Four to six competencies is the practical sweet spot. Too few and you miss dimensions that matter; too many and interviewers spread attention across box-ticking rather than probing deeply. A typical set for a senior individual contributor might look like:

  • Technical depth — mastery of the core skills the role requires
  • Problem-solving — how they structure and work through ambiguity
  • Communication — clarity in explaining complex ideas to different audiences
  • Collaboration — evidence of working effectively with others to achieve shared goals
  • Drive — self-direction, ownership, and follow-through without supervision

For roles with a specific functional requirement (sales: closing skills; engineering management: people development), replace one of the generic competencies with the role-specific one.

Running the debrief well

The scorecard is most useful if each interviewer completes it independently before the debrief begins. Once someone shares their overall impression in the room, the others tend to anchor on it — a pattern called “anchoring bias” that flattens the variance the scorecard was designed to surface.

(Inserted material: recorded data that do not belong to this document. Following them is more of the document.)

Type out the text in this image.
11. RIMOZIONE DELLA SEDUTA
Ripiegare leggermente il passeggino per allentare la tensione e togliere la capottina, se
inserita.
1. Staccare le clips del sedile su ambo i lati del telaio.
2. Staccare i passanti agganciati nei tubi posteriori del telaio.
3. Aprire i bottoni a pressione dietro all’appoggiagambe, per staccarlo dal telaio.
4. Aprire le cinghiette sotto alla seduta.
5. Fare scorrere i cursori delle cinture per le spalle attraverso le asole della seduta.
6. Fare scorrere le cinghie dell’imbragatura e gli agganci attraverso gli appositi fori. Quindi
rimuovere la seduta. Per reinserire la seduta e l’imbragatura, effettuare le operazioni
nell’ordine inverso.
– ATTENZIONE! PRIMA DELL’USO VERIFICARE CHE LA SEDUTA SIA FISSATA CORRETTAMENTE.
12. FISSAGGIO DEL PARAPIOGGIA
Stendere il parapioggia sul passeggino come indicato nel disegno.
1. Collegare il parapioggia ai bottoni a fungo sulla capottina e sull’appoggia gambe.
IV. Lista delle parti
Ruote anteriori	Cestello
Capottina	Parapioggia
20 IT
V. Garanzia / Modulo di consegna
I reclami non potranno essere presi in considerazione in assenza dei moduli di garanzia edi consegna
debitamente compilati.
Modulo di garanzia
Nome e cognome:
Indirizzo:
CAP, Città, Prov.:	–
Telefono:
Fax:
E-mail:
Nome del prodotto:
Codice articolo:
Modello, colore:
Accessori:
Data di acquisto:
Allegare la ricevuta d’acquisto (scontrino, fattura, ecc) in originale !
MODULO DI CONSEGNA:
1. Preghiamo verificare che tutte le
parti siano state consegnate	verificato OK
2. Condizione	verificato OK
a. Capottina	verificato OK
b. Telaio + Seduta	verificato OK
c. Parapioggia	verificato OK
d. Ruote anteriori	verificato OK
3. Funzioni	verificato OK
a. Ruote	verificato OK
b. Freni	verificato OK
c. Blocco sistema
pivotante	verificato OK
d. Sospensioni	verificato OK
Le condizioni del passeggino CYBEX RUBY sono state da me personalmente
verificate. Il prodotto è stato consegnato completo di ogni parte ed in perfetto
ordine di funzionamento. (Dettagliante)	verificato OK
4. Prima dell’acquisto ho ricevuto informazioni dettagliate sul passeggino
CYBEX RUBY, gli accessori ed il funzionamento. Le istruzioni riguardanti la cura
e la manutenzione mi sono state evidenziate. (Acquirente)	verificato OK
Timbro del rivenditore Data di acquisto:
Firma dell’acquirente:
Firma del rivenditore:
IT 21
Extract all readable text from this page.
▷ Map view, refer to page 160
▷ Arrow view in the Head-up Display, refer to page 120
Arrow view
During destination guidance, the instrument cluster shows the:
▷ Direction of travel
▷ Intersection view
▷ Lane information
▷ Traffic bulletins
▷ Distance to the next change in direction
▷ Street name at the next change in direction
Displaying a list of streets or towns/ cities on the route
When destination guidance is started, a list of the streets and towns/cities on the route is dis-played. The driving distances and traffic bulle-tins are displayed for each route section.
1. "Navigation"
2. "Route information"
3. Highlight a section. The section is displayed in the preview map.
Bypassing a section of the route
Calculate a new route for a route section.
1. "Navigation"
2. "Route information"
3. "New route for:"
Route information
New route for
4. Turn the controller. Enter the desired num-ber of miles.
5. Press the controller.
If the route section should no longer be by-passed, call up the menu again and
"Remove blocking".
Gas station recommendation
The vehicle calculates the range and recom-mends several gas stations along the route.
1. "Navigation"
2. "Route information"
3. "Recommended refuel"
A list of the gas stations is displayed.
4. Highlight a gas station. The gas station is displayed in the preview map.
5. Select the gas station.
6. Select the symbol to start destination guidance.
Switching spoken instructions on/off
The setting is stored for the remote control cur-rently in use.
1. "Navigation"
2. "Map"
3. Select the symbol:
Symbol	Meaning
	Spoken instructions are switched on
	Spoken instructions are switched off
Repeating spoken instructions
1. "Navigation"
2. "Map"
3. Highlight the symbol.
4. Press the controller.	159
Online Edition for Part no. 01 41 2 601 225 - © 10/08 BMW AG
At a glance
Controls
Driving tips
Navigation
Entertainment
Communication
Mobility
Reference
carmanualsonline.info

Run the debrief by going competency by competency, asking each interviewer to share their rating and the evidence behind it. Divergences — one person gave a 4, another gave a 2 on the same competency — are the most valuable moments: they reveal either that different questions probed different things, or that one piece of evidence changed the assessment. Resolve them with evidence, not volume.

Tips

  • Treat a 3 as a genuine pass, not a polite minimum. Reserve 4 and 5 for clear, specific evidence. Grade inflation in scorecards is the main reason they stop being useful.
  • Write verbatim quotes in the notes field when you can. “She described the exact approach she used to reduce API latency by 40%” is far more useful in a debrief than “strong technically”.
  • Flag any competency at the top of the scorecard where a score below 3 is disqualifying regardless of the overall average, so the panel knows before discussion starts.